I wanted to get on here to give a little background on myself. For those who are just now joining or have just started following…Everyone has a story and social media is such a thief of happiness. Women are constantly comparing themselves and I want to share how I overcame that.
I have been athletic all my life. I grew up as a competitive gymnast from about 4 until I was around 12. After that I was a cheerleader all through middle school and high school. I have always loved competition and was lucky enough to have a mom who gave me those opportunities.
As I was growing up, I always had a complex about my body. I was thick, ALWAYS had thick thighs and a booty. Starting at a young age I had body image issues. It really started to become a problem in high school. I was captain of the cheerleading squad so my appearance was often “judged” and I felt I had to be perfect. If only I had known at that time how ridiculous this was.

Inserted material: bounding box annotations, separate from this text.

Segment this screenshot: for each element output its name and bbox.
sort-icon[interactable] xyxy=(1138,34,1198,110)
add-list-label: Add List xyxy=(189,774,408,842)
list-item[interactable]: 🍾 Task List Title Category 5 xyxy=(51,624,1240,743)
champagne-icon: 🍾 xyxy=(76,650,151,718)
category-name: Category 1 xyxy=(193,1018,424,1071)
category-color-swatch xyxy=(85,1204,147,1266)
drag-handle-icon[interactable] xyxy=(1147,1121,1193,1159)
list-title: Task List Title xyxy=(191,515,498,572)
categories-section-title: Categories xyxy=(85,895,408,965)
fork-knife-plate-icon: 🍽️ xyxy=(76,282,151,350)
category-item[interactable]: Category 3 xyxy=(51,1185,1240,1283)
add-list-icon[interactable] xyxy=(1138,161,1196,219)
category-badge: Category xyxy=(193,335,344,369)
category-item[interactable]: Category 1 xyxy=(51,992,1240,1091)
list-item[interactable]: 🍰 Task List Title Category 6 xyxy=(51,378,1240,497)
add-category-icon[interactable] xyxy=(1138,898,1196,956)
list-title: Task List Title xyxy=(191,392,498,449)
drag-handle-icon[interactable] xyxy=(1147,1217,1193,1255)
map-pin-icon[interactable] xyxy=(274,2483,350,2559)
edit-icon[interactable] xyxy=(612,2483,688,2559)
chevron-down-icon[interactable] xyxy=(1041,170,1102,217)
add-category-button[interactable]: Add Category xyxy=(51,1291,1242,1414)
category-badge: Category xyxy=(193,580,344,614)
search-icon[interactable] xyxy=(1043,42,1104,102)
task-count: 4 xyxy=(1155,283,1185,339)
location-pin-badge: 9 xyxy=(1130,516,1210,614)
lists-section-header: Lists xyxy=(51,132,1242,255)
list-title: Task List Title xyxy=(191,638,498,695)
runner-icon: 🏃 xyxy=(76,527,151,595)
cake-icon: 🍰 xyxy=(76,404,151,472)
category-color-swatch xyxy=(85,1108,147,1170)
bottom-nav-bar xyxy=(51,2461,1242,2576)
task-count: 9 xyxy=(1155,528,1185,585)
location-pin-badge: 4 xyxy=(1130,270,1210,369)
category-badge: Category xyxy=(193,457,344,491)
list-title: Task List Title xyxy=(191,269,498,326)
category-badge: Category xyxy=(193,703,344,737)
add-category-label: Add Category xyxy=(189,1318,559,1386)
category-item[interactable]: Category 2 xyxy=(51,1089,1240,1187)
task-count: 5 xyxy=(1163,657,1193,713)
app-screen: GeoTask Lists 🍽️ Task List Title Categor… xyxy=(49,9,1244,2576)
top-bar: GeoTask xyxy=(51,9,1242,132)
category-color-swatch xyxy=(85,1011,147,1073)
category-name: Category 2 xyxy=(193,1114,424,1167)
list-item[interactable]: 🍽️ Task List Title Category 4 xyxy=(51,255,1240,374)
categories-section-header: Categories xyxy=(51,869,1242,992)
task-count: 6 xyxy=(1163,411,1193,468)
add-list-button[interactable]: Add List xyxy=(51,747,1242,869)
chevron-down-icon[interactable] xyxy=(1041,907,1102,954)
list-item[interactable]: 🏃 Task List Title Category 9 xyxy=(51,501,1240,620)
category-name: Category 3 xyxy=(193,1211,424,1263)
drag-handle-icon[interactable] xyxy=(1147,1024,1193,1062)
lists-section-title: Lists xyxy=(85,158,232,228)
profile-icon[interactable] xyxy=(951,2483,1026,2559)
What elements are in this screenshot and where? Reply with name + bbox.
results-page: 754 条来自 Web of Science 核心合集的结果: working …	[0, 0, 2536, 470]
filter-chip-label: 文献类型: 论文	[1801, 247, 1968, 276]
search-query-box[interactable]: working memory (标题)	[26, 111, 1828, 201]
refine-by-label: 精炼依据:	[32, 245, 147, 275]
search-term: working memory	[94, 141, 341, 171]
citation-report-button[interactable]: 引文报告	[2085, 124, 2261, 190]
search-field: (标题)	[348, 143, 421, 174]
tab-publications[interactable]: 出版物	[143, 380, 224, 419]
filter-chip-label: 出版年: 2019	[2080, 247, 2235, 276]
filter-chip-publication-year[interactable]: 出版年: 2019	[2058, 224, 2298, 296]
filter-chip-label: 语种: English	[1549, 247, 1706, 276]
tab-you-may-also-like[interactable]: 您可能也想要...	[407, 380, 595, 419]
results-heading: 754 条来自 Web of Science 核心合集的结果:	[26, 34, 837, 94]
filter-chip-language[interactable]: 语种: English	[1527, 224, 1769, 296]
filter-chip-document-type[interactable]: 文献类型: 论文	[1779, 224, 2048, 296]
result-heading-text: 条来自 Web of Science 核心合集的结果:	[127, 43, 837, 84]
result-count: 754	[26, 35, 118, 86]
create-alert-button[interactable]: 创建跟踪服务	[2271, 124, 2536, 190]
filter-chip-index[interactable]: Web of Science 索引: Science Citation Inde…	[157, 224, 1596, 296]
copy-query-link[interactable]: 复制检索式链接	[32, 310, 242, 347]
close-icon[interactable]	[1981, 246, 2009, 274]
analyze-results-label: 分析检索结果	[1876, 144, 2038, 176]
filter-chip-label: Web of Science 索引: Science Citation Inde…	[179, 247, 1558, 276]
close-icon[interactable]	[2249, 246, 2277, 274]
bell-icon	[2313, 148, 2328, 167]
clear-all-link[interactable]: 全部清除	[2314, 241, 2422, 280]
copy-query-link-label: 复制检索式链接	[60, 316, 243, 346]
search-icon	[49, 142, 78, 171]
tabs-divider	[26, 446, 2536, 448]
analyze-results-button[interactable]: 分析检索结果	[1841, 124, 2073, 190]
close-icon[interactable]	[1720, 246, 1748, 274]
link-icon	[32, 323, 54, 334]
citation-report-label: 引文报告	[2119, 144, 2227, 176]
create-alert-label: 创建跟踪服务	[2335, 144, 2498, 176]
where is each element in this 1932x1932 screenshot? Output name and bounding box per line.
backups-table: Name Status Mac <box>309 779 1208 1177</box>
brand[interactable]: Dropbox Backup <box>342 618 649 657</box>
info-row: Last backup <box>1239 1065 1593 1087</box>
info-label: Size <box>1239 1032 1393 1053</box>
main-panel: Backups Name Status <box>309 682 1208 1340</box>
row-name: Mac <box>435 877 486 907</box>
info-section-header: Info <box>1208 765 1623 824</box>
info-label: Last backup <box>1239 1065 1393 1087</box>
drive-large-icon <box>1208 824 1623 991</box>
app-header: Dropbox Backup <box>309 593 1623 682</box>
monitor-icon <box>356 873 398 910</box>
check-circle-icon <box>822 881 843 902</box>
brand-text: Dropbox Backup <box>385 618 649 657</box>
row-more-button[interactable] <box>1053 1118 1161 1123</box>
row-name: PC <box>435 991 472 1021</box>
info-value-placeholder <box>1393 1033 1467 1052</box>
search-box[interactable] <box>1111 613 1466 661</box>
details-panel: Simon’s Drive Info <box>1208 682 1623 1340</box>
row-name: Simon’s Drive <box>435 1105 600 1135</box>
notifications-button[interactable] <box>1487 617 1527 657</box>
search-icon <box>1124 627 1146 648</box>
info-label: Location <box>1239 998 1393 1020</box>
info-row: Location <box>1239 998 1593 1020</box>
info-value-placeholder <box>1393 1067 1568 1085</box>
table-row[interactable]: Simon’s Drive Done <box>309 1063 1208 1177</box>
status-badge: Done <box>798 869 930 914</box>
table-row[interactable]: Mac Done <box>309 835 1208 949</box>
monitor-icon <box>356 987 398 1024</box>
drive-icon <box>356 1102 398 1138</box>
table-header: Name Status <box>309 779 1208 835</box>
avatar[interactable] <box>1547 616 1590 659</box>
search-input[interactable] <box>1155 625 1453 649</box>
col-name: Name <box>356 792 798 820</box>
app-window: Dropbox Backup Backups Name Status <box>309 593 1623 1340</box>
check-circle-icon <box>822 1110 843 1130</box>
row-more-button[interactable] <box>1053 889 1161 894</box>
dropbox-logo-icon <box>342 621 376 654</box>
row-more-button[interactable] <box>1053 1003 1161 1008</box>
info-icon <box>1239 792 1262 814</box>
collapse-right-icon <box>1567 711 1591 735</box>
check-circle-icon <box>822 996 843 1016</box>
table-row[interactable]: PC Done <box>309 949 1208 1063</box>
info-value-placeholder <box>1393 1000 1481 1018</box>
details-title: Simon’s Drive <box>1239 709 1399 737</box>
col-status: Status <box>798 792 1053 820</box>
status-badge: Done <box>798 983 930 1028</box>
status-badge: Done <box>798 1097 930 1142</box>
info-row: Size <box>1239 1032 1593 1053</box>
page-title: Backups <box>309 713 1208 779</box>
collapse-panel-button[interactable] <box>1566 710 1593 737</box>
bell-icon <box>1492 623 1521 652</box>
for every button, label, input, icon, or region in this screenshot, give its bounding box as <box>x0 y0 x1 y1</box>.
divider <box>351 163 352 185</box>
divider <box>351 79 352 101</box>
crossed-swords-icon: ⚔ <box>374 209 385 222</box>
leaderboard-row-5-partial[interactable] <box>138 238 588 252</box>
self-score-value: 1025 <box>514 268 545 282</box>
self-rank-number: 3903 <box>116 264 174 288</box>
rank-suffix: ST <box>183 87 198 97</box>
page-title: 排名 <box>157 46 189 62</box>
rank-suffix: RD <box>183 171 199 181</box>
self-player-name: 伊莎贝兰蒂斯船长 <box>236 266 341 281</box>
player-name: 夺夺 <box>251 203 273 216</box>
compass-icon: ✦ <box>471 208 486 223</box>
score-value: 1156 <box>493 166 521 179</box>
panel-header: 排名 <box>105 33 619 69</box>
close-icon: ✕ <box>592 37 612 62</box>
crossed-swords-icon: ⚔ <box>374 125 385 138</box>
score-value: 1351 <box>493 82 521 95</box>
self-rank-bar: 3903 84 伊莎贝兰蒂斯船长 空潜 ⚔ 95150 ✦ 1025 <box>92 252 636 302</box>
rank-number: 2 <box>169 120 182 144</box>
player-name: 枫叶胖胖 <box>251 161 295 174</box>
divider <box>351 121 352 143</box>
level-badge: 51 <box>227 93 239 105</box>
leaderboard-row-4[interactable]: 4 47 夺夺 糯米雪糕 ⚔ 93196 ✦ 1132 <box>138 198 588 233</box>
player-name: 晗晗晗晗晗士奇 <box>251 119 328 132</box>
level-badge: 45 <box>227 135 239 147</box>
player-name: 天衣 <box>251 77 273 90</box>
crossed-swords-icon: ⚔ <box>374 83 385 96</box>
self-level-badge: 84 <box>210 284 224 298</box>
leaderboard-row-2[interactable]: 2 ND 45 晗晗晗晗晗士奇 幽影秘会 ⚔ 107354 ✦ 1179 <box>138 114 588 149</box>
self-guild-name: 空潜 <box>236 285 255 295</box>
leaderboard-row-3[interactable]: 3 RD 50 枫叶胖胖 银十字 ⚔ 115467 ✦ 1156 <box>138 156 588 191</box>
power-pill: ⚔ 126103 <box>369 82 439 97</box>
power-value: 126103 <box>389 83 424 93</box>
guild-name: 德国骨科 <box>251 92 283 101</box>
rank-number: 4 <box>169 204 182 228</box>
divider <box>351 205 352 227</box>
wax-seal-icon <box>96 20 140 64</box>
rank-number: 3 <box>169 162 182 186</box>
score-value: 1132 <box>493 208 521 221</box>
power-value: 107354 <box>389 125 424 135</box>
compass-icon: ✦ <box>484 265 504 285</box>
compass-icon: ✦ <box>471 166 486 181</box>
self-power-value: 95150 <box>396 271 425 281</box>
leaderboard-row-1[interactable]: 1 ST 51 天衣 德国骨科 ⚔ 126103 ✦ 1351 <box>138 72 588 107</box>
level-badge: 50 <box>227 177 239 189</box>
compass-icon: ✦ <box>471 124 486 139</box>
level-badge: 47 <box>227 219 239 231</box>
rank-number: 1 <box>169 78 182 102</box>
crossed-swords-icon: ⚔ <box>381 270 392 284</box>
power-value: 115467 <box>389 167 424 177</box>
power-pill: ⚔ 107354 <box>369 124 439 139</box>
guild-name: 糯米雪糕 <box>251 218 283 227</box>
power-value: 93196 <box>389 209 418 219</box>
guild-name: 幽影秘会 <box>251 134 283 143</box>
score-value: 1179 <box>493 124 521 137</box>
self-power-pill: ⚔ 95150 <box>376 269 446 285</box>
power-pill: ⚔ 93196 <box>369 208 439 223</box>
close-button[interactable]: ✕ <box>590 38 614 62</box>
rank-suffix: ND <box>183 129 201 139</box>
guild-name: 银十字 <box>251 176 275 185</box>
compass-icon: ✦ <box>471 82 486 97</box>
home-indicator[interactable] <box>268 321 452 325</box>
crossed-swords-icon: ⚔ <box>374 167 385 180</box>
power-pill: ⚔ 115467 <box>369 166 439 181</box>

After high school I moved in with my boyfriend and soon after we found out I was pregnant. We got married and did the family life. I stayed home with our son and basically ate all day! We would go out on the weekends and drink with friends and this really took a toll on my body. When my son was 8 months old we were surprised to find out I was pregnant AGAIN!! WHAT?!?! You can only imagine what the next 9 months would do to my already post pregnancy body.
2008: I was about 155lbs when I delivered which is large for a 5′ frame. I had a lot of work to do. It took me a long time to change my mindset to even want to try.
2009: I started going to the gym and trying to eat better. I stayed around 135lbs but didn’t really care to do anything drastic. I stayed in this frame for a while.
2010-2013: I went through some depression and ultimately ended in divorce and a very dark period of my life. This subject is hard for me to talk about but I have healed and he has healed. I continued to work out through this period and just maintained.
2014-2015: I had enough. I started working out really hard. I had a set meal plan and began prepping for my first NPC competition. I was completely 100% dedicated and ended up competing in 2015 and took home 3rd place and also qualified for a National show. I loved the way my body looked however I was judged and ridiculed.
2016-2017: I have had a hard time finding balance after my compeition. It’s really an ALL IN type of mentality you have to have. I got extremely thin and then rebounded really bad after the show.
I am sitting at 131lbs right now. Which isn’t bad but it is not a comfortable weight for me. I have however started to learn how to love myself in all seasons whether I am heavier or in the best shape of my life. I have learned to not let the image of myself control my life. I have started to lift again and eat how I was eating during competition season. My body responds rather quickly and I know what it takes to really make that lifestyle change. In my journey I have hit both spectrums of being too thin and being overweight. No matter where you are at, you have got to love yourself. You just have to make the choice to live healthy. You are worth it. Your current situation does not have to be where you end up. You can progress through anything. There will always be ups and downs but that’s how you grow and ultimately learn how to love yourself! Just remember the body is CRAZY and can do anything you want it to. But YOU have to put in the work and you are the only one that can achieve your goals. You are a bad ass and can do anything you set your mind to!